鉄道マンの年末年始事情【2】
私が配属された電気区は「日勤Ⅱ種」だったので、原則として年末年始もカレンダーどおりに公休日が割り当てられていたが、機関区に勤める友人はといえばそうはいかなかった。
この友人は同期で、仕事に就いたのは私よりも1年前だったが、貨物会社に採用されたのは同じ年だったので同期。ただ、1年早く鉄道の仕事に就いていたので、新人研修は受けることなくそのまま機関区に配属になって、車両係として仕業検査班に所属していた。

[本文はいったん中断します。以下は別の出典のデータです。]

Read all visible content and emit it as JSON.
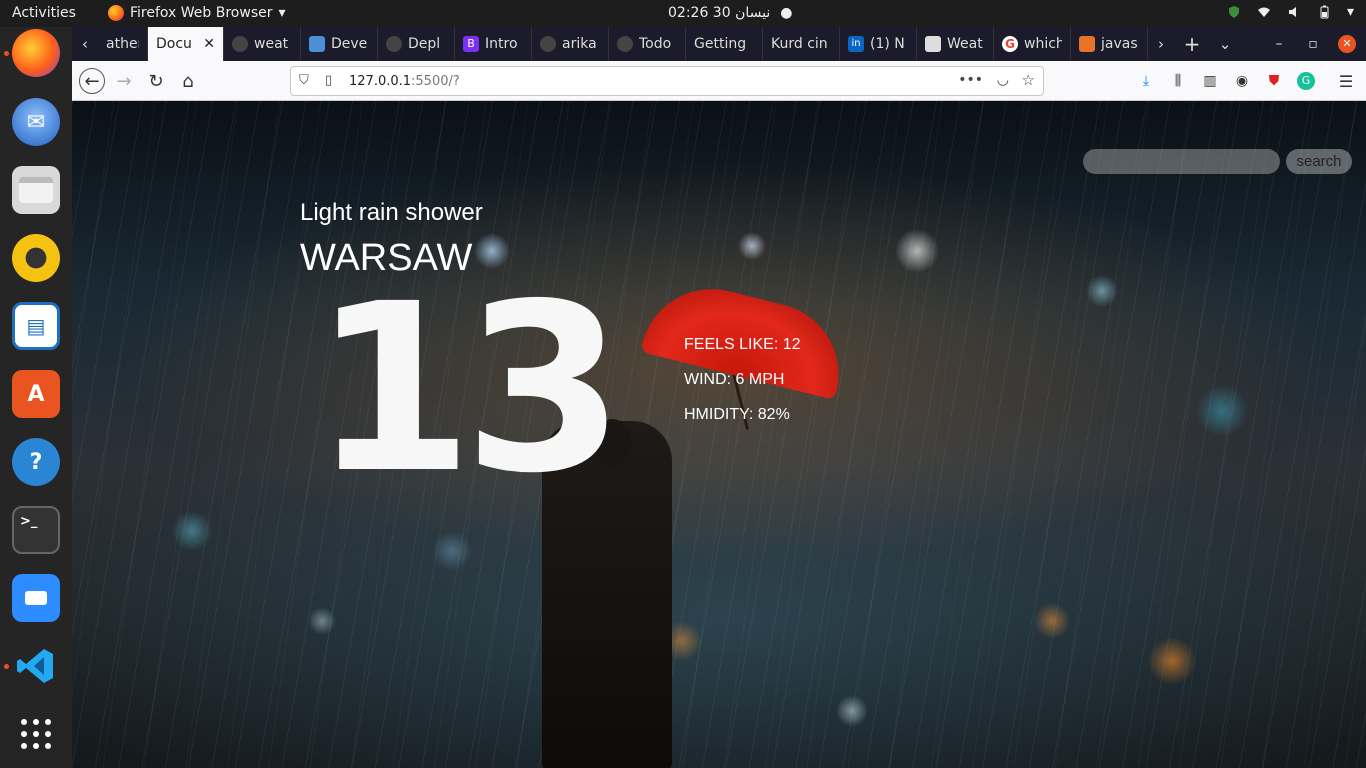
{
  "topbar": {
    "activities": "Activities",
    "app_name": "Firefox Web Browser",
    "clock": "02:26  30 نيسان"
  },
  "tabs": [
    {
      "label": "ather",
      "favicon_color": "#888888"
    },
    {
      "label": "Docu",
      "favicon_color": "",
      "active": true
    },
    {
      "label": "weat",
      "favicon_color": "#555555"
    },
    {
      "label": "Deve",
      "favicon_color": "#4a90d9"
    },
    {
      "label": "Depl",
      "favicon_color": "#555555"
    },
    {
      "label": "Intro",
      "favicon_color": "#7b2ff7"
    },
    {
      "label": "arika",
      "favicon_color": "#555555"
    },
    {
      "label": "Todo",
      "favicon_color": "#555555"
    },
    {
      "label": "Getting",
      "favicon_color": ""
    },
    {
      "label": "Kurd cin",
      "favicon_color": ""
    },
    {
      "label": "(1) N",
      "favicon_color": "#0a66c2"
    },
    {
      "label": "Weat",
      "favicon_color": "#dddddd"
    },
    {
      "label": "which",
      "favicon_color": "#ea4335"
    },
    {
      "label": "javas",
      "favicon_color": "#e8742a"
    }
  ],
  "navbar": {
    "url_host": "127.0.0.1",
    "url_path": ":5500/?"
  },
  "weather": {
    "search_placeholder": "",
    "search_button": "search",
    "condition": "Light rain shower",
    "city": "WARSAW",
    "temperature": "13",
    "feels_like": "FEELS LIKE: 12",
    "wind": "WIND: 6 MPH",
    "humidity": "HMIDITY: 82%"
  },
  "dock": [
    {
      "name": "firefox",
      "color": "#ff7139"
    },
    {
      "name": "thunderbird",
      "color": "#2a6db5"
    },
    {
      "name": "files",
      "color": "#d8d8d8"
    },
    {
      "name": "rhythmbox",
      "color": "#f5c211"
    },
    {
      "name": "libreoffice-impress",
      "color": "#1e6fc3"
    },
    {
      "name": "software",
      "color": "#e95420"
    },
    {
      "name": "help",
      "color": "#2a86d4"
    },
    {
      "name": "terminal",
      "color": "#333333"
    },
    {
      "name": "zoom",
      "color": "#2d8cff"
    },
    {
      "name": "vscode",
      "color": "#1f8ad2"
    },
    {
      "name": "app-grid",
      "color": "#ffffff"
    }
  ]
}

機関区といえば、鉄道がお好きな方なら、その多くは電気機関車やディーゼル機関車が配置されている運転区所ということはご存知だろう。例えば私が施設を保守管理していた新鶴見機関区には、この当時はEF65形が多く配置されていた。ほかには最新鋭のEF200形とEF500形の試作機も配置され、実用化に向けての試験が繰り返されていたし、EF200形は量産されると、それらも配置されていた。
そして、鉄道で働きたいと考える人の多くが憧れる運転士(ここでは機関士)もまた、機関区に所属する職員たちだ。彼らは厳しい適性検査をパスし、教習所で缶詰になって運転技術と関連法令を覚え、動力車操縦免許を取得した人たちだ。そして、貨物会社の機関士の多くは、日中ではなく深夜の運転が多い。土日だろうが祝祭日だろうがそんなことは関係なく、列車が走っている限りはローテーション(これを「交番」と呼んでいる)に組み込まれて、割り当てられた仕業をこなしている。もちろん、年末年始に休めるなどよほどのチャンスがない限り不可能に近いだろう。
もう一つ、機関区に配置されている車両は、当然のことだが定められた期間ごとに検査を受けなければならない。機関区で施行できる検査は、大規模なものは台車検査だ。さらに短い周期で施行するのは交番検査で、この二つの検査は機関車を運用から外して、検修庫に収容して検査を行う。そして、この検査を行う車両技術者たちは、検修科という部署に所属している職員たちだ。
この二つの大がかりな検査は機関車を運用から外すので、日中に作業が組まれている。だから、検修科に所属する職員たちのほとんどは私が勤務した電気区などと同じ「日勤Ⅱ種」に指定されているから、日曜日と祝日は公休日。年末年始も検査日程は組まれないので、彼らもまた公休日に指定されていた。
ところが、同じ機関区の検修科に所属する車両技術の職員でも、仕業検査班に所属する人たちは違った。私の友人もこの仕業検査班に所属していたが、彼らは「日勤Ⅱ種」ではなく、交替勤務制に指定されていた。
彼らが施行する仕業検査は、機関車の検査の中でも最も短い周期で行われる。そして、検査の内容は基本的なものばかりだが、検査は機関車の運用の合間で行われる。簡単な言い方をすれば、機関車が一仕事終えて次の仕事までの間、車庫にやってきたその合間に検査をする、というものだ。
こうなると、機関車が動いている限り、検査の時期がやってくる。そして、機関車によっては夕方に機関区に入ってきたり、中には深夜に入ってきたりもするので、仕業検査班の職員は機関士や駅員と同じように、土日祝日など関係なく勤務が割り当てられているのだ。
ある年の暮れ近くだったと思うが、この友人と忘年会ではないが一杯飲もうと思い誘った。彼と飲みに行く約束をするときには、必ず勤務を見てから日程を組むのだが、この時はあまりにも予定がかみ合わなかった。
あまりにもかみ合わなかったので、いったいどんな勤務なのかと訊ねてみると、返ってきた返事は「年末だから3徹(徹夜のこと)で公休が続いているんだ。正月も休めやしない」というものだった。
3徹とはまた過酷な勤務だ。朝出勤して翌日の朝まで勤務、明け番で自宅に帰って翌日また朝出勤、そして翌日朝まで勤務・・・これを3回繰り返すのを3徹というが、一週間のうち三晩は職場で徹夜の勤務、そりゃぁキツいよ。
でも、この頃のは若い職員はこうした勤務もあった。先輩たちがほぼ希望どおりに休暇を取れるようにするためには、若い職員がこうしたキツい勤務をこなすほかなかった。パワハラじゃない?なんて、きっと今時の若い人ならそう考えるかも知れないが、90年代の初めの頃の鉄道とはそういったのが当たり前の仕事だった。まあ、私たちはそんなこと、一つも不満に思ったことはなかったし、こうしたキツい勤務を引き受けた分、恩恵を受けた先輩たちは違った形で「お返し」をしてくれたものだった。